News

Oct 31st, 2017
The results are now available.

Oct 30th, 2017
The solutions are now available.

Sept 8th, 2017
Update for Challenge 15 available, but will not count in evaluation.

Sept 4th, 2017
Updated mailling list and submission information.

Aug 23rd, 2017
The preliminary results have been sent out to participants, and are now available.

July 09th, 2017
We fixed the intensities in the TSV archive for challenges 046-243.

June 22nd, 2017
We added the Category 4 on a subset of the data files.

May 22nd, 2017
We have improved challenges 29, 42, 71, 89, 105, 106 and 144.

April 26th, 2017
The rules and challenges of CASMI 2017 are public now !

Jan 20th, 2017
Organisation of CASMI 2017 is underway, stay tuned!


Contest Rules

The goal of the participants is to determine the correct molecular structure, based on the data provided by the contest organisers. Spectral data will be available as peak lists in MGF and TSV formats. For challenges 1-45, additional metadata is available in CSV format. The contest has four categories this year, with different aims and restrictions on the information available and allowed to be used. In each category the performance of different approaches can be compared.

The CASMI contest comes with a set of rules that aim to clarify how the submissions will be evaluated and ranked.

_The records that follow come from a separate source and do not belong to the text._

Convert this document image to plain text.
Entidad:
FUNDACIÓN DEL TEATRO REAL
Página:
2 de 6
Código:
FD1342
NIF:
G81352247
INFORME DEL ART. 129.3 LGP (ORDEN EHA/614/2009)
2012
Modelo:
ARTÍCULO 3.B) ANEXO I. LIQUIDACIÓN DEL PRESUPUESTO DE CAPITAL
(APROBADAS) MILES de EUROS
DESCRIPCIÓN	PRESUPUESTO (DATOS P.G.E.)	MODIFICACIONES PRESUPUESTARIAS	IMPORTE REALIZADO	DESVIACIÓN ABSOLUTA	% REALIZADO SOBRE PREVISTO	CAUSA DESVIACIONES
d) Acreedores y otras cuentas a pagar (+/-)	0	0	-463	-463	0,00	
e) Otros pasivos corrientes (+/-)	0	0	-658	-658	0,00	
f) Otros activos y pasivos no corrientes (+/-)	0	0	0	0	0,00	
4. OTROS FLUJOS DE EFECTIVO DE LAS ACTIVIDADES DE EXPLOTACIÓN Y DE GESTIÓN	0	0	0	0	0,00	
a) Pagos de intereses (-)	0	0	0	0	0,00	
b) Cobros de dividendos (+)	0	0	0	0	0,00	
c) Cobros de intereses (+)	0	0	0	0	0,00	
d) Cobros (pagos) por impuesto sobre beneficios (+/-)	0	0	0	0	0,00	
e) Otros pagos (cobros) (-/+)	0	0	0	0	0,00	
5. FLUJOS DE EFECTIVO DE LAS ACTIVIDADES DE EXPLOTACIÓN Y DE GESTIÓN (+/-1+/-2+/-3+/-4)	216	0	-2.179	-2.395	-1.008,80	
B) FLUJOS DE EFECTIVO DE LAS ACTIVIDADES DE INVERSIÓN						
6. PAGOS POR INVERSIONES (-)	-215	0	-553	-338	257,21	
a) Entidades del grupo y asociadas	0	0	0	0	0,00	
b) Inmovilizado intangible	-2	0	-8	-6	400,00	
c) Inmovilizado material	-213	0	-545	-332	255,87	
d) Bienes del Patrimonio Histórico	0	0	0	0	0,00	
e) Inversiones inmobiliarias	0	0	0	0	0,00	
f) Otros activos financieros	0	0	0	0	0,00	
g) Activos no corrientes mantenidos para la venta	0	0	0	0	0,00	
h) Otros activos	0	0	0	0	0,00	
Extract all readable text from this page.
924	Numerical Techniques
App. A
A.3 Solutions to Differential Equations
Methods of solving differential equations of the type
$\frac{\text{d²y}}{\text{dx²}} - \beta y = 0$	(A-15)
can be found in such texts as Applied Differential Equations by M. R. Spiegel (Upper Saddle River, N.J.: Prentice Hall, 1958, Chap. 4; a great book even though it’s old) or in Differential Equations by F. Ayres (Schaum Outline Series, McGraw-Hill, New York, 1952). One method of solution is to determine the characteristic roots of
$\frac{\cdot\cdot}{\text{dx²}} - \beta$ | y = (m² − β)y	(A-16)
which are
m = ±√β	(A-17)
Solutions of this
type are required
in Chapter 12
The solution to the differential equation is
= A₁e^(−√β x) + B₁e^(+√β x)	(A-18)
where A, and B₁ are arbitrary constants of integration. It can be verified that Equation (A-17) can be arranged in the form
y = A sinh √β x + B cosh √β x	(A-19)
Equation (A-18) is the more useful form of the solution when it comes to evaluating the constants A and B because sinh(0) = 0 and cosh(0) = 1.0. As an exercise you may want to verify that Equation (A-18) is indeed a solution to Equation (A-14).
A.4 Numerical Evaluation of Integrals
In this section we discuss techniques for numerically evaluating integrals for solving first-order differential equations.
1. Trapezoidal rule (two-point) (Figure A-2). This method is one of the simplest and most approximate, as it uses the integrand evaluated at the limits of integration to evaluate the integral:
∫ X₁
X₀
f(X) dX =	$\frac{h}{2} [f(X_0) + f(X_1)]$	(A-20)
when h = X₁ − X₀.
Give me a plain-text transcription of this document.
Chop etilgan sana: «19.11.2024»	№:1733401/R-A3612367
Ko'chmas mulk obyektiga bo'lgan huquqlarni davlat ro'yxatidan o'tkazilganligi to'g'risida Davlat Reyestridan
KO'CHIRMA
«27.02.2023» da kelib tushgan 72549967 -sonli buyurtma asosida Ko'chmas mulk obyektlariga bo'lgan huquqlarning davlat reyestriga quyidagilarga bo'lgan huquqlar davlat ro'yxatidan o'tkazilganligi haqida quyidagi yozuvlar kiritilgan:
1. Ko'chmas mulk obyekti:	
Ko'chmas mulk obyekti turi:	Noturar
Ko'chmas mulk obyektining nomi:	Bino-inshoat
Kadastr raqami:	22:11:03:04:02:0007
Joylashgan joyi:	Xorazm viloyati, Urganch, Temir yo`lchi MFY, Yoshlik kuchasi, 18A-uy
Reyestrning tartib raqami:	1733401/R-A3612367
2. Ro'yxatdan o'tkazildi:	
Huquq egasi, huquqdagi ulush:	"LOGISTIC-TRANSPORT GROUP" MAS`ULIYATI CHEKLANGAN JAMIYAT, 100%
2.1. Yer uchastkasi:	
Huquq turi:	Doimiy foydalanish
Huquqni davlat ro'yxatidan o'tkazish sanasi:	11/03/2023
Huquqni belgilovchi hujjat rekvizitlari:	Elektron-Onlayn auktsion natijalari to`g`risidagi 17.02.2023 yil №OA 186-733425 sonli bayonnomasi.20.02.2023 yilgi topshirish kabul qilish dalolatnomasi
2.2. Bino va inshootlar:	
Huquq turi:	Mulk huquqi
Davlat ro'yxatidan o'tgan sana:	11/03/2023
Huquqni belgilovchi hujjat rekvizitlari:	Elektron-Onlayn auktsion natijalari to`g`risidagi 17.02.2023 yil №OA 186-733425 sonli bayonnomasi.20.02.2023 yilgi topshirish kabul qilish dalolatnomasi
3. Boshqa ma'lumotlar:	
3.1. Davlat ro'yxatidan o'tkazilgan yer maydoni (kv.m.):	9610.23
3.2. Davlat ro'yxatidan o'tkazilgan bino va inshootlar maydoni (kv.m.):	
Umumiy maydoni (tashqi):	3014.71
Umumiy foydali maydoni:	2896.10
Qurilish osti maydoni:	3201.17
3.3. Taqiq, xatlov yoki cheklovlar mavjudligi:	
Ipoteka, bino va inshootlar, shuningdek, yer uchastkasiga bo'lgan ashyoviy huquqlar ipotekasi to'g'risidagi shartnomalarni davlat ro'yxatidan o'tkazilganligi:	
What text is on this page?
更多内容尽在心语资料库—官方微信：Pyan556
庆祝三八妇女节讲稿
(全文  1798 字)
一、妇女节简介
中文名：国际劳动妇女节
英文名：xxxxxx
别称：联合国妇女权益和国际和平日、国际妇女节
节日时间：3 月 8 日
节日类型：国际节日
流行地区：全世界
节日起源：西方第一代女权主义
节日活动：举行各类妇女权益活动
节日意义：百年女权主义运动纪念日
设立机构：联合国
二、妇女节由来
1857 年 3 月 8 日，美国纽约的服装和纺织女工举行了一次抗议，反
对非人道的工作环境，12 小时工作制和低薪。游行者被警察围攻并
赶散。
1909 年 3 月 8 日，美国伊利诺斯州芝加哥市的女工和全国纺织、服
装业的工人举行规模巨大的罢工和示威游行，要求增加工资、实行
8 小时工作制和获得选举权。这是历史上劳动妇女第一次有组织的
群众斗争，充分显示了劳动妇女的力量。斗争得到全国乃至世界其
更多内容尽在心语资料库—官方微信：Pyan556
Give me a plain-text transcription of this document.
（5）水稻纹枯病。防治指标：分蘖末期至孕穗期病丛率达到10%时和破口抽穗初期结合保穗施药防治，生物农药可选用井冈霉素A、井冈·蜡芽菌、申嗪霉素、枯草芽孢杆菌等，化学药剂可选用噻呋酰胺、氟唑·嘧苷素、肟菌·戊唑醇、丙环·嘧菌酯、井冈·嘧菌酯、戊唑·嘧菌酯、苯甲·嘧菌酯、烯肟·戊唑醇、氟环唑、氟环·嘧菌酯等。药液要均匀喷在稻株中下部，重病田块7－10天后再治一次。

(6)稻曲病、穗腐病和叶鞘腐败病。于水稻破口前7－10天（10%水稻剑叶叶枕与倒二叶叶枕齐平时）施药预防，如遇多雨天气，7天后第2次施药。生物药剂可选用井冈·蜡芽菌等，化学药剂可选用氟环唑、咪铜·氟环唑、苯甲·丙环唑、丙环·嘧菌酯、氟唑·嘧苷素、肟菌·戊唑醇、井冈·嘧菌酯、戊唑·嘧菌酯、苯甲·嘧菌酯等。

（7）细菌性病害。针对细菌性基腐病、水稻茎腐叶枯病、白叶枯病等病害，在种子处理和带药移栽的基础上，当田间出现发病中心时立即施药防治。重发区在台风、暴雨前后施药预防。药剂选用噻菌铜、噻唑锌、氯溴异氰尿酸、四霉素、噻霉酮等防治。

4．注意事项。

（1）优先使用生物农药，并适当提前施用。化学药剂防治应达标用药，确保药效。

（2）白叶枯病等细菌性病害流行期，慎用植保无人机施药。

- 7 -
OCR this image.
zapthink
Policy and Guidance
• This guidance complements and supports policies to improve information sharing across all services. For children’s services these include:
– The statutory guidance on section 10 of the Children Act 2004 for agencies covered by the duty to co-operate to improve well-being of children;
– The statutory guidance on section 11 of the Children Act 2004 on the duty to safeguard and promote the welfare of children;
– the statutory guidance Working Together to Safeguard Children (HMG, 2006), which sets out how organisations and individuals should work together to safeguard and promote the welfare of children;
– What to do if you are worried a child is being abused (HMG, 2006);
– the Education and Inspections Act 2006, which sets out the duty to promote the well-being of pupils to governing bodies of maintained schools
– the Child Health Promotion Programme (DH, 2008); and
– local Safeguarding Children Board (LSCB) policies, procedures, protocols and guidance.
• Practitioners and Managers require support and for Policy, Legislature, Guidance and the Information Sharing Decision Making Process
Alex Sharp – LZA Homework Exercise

This ensures that the evaluation criteria are transparent, objective and known in advance. All contributions should follow the principles of reproducible research and accurately describe how the results were achieved. From the submissions, several result pages and tables will be created automatically, so the submissions need to obey a particular format. The details are also given on the Submission and Evaluation tab.

This year, we will introduce a two-stage submission procedure, inspired by the Dream challenges: Teams send in an initial submission, which will undergo the CASMI evaluation. We will resolve any technical issues in the submissions with participants, and publish a summarised and pseudonymised leaderboard showing the current overall performance, where only participants know their own pseudonym. It is possible to send incomplete submissions, although then the summary will not resemble the real potential of the approach on the full contest dataset. All participants can update their submissions for the final deadline.

Participants can enter a maximum of three submissions per approach and category, if they wish to assess the influence of different strategies on the outcomes. Only the best submission will count for declaration of the winners and followup ranking. The rationale behind the different submissions must be detailed clearly in the abstract.